As principais conclusões deste nova pesquisa:

* Nos EUA, 1 em 59 crianças teve um diagnóstico de autismo aos 8 anos em 2014, um aumento de 15% em relação aos números de 2012.

* As taxas estimadas variaram,de 1 em 34 a 1 em 77. “Isso sugere que a nova estimativa de prevalência nacional de 1 em 59 ainda reflete uma significativa baixa prevalência real do autismo. E sem mais e melhor pesquisa, não podemos saber quanto mais alto realmente é”, diz a Autism Speaks.

* A diferença de gênero no autismo diminuiu. Enquanto os meninos foram 4 vezes mais propensos a serem diagnosticados do que as meninas (1 em 37 versus 1 em 151) em 2014, a diferença foi menor do que em 2012, quando os meninos foram 4,5 vezes mais diagnosticados que as meninas. Isso parece refletir um melhor diagnóstico de autismo em meninas — muitas das quais não se encaixam no quadro estereotipado do autismo observado em meninos.

* Nos EUA, as crianças brancas ainda eram mais propensas a serem diagnosticadas com autismo do que as crianças de minorias. No entanto, a diferença étnica diminuiu desde 2012, particularmente entre crianças negras e brancas. Isso parece refletir uma maior conscientização e triagem em comunidades minoritárias. No entanto, o diagnóstico de autismo entre crianças hispânicas ainda é significativamente inferior ao das crianças não hispânicas.

* Lamentavelmente, o relatório não encontrou nenhuma diminuição geral na idade do diagnóstico nos EUA. Em 2014, a maioria das crianças ainda estava sendo diagnosticada após os 4 anos de idade, embora o autismo possa ser diagnosticado (ou ao menos levantar-se a suspeita e iniciar o tratamento) já aos 2 anos de idade. Diagnósticos anteriores são cruciais porque a intervenção precoce oferece a melhor oportunidade para apoiar o desenvolvimento saudável e proporcionar benefícios ao longo da vida.

Outras descobertas

* O novo relatório descobriu que novos critérios diagnósticos para o autismo adotados em 2013 (DSM-5, a mais atualizada versão do Manual de Diagnóstico e Estatística dos Transtornos Mentais ) fizeram apenas uma pequena diferença nas estimativas de prevalência. A prevalência de autismo foi ligeiramente maior (4%) com base na definição de autismo mais antiga (DSM-IV) em comparação com o DSM-5. Os futuros relatórios de prevalência serão baseados inteiramente nos critérios do DSM-5 para o autismo e fornecerão números melhores a respeito do impacto dessa mudança.

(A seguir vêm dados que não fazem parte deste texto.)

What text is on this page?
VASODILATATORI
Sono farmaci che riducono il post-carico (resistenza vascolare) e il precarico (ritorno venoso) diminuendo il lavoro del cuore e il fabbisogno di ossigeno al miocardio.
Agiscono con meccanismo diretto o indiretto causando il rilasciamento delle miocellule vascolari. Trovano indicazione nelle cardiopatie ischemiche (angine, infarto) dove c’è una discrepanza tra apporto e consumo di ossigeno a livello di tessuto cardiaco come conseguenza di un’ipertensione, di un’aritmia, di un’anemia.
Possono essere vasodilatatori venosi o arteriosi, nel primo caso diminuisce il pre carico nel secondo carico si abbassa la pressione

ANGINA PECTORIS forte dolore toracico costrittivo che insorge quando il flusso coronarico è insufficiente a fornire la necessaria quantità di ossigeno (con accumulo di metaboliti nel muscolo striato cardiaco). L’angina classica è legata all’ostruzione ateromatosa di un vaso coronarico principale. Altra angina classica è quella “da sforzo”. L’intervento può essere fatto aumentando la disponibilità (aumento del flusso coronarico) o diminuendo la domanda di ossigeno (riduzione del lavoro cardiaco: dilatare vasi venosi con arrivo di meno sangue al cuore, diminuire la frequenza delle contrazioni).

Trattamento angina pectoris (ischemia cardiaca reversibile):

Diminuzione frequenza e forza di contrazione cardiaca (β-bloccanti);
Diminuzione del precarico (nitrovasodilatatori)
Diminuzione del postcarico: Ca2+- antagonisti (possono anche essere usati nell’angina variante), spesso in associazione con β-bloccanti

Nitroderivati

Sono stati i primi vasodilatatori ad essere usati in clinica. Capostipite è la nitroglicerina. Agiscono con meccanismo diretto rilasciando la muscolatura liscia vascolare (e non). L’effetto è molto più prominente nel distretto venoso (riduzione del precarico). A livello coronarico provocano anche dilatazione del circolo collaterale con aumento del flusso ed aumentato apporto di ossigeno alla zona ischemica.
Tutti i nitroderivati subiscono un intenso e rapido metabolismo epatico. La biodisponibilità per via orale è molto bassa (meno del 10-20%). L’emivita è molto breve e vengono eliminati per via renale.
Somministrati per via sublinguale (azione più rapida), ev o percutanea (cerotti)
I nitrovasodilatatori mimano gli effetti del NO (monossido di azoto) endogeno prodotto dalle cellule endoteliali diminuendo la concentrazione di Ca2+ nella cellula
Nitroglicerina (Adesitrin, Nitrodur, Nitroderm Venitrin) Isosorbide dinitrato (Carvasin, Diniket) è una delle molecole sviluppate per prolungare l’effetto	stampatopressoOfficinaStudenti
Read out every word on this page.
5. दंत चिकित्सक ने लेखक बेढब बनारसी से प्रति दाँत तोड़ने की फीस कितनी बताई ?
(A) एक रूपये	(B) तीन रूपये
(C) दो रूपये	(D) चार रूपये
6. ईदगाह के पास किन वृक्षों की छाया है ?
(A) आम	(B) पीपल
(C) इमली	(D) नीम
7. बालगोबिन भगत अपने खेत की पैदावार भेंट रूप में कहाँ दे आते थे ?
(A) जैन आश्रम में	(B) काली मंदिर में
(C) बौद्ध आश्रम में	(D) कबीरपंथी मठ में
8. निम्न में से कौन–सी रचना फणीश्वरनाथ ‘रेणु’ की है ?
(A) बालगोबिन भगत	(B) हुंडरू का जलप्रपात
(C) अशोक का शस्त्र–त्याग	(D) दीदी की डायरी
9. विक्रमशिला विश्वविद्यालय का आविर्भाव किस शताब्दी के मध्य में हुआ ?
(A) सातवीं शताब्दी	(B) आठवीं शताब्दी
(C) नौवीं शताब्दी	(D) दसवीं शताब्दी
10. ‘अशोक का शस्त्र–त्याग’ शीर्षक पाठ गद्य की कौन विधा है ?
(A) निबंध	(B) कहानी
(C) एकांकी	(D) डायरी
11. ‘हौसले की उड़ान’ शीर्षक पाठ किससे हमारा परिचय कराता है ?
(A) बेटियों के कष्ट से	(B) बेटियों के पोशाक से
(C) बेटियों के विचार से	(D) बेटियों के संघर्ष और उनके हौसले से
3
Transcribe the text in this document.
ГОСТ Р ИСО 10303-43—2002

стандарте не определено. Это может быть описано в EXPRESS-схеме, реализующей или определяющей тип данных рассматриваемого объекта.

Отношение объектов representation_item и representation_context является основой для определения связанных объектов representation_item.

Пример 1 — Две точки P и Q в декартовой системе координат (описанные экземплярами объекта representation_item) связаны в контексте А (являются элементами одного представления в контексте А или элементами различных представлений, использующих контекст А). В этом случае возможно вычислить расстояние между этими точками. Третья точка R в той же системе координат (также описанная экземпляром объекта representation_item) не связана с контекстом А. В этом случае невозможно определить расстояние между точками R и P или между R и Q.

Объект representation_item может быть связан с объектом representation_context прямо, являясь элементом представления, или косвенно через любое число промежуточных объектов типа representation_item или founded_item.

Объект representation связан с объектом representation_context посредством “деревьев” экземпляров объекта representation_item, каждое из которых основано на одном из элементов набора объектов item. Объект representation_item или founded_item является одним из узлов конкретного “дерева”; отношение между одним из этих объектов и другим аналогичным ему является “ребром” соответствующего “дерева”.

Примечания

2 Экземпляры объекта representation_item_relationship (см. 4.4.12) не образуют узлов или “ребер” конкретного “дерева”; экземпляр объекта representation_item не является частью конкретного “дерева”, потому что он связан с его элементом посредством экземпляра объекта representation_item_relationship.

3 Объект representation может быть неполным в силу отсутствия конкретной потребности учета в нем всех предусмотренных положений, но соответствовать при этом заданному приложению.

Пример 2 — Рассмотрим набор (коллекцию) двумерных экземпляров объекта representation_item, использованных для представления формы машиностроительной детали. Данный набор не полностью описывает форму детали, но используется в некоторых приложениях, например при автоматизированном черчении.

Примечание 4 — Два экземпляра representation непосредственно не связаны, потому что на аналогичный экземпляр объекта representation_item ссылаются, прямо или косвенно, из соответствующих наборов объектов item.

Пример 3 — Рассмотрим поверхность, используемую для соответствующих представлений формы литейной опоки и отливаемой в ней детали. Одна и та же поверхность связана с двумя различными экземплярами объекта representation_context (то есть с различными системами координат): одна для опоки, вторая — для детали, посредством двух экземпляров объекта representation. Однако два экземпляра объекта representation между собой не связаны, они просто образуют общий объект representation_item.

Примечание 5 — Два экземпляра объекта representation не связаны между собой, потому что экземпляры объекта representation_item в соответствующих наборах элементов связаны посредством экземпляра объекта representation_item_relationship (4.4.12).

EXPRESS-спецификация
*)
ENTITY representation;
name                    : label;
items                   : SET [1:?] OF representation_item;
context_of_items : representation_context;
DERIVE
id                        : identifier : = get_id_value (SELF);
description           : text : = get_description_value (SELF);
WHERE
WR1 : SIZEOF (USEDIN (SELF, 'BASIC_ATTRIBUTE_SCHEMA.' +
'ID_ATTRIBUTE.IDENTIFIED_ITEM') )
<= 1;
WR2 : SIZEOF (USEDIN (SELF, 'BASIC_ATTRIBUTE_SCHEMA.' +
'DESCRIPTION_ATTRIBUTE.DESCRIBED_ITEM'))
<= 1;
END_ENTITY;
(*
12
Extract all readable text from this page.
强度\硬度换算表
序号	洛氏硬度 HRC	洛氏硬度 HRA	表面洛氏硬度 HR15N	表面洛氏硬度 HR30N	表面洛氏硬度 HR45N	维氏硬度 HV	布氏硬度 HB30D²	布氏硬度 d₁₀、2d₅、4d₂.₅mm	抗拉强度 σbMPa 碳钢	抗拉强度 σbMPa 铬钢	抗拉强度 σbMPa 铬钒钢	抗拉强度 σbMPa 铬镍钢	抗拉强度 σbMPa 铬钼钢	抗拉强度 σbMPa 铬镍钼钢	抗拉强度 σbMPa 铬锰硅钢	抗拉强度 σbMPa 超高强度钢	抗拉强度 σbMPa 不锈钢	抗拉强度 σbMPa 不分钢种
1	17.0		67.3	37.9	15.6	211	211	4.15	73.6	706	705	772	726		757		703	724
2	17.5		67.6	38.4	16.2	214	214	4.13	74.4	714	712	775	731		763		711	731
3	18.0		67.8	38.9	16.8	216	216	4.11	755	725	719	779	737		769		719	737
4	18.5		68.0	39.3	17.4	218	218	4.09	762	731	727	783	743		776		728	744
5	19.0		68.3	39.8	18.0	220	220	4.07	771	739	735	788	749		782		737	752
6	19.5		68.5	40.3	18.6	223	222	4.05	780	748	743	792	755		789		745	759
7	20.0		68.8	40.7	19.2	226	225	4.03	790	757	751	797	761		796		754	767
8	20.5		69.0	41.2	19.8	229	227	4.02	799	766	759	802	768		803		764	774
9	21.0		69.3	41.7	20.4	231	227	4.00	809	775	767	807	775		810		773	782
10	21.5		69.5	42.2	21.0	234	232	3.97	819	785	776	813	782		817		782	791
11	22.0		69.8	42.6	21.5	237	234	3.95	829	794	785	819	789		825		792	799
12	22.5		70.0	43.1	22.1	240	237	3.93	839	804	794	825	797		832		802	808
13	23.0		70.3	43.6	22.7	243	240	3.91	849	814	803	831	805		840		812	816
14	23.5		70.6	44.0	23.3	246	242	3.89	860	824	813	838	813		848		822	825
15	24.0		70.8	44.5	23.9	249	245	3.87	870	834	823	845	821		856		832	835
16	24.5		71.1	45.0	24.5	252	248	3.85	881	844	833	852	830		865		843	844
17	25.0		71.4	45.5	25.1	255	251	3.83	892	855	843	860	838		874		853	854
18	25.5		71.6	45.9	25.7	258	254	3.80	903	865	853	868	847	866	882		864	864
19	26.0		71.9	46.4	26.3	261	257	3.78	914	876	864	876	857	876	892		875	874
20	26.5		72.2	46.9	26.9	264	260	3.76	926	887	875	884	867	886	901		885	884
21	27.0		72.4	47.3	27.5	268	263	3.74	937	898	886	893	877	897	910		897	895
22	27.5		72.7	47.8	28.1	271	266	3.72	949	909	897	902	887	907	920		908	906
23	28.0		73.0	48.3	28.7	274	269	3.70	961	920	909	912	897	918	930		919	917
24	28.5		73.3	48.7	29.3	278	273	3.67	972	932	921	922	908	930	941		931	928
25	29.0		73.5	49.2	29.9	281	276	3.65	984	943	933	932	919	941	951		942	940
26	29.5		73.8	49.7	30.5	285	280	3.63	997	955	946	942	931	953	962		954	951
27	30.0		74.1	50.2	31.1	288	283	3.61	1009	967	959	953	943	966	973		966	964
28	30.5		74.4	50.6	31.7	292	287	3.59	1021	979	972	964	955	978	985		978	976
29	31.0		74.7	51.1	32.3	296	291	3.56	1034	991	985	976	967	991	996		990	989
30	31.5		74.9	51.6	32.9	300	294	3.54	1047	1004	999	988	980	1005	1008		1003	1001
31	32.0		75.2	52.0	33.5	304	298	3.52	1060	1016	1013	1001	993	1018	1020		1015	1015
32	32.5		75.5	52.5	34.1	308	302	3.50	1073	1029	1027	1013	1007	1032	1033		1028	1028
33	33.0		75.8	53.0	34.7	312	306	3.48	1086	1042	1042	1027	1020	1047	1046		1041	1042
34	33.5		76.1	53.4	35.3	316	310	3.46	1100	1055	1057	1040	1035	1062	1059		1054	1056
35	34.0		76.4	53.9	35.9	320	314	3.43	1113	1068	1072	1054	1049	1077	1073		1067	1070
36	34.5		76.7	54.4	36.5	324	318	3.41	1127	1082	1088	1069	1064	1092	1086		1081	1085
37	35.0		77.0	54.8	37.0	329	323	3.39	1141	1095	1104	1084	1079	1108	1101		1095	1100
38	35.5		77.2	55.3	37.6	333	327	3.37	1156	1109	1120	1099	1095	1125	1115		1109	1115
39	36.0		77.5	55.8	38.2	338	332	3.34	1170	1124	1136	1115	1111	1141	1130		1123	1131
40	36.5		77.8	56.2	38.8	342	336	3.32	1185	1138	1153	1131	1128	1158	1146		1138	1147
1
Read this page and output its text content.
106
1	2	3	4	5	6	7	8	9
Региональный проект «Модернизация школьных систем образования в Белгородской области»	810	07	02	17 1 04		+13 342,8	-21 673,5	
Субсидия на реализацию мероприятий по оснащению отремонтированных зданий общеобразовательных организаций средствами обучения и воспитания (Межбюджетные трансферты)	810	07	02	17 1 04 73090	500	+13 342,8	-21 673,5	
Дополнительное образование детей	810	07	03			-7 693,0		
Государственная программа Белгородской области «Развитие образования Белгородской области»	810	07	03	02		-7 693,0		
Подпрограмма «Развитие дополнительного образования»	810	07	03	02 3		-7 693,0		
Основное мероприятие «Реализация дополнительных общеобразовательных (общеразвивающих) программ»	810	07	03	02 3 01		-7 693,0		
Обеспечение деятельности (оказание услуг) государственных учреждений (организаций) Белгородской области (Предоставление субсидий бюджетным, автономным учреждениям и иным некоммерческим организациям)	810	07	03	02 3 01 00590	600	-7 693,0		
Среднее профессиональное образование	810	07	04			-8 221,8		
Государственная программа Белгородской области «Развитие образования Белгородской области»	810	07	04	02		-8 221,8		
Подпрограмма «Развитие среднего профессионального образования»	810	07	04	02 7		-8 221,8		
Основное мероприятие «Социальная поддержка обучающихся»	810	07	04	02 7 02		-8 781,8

* Os Estados Unidos ainda não têm nenhuma estimativa confiável da prevalência do autismo entre adultos. Como o autismo é uma condição vitalícia para a maioria das pessoas, isso representa uma lacuna inaceitável em nossa consciência de suas necessidades – particularmente em áreas como emprego, moradia e inclusão social. A cada ano, cerca de 50 mil adolescentes com autismo envelhecem nos serviços escolares dos EUA.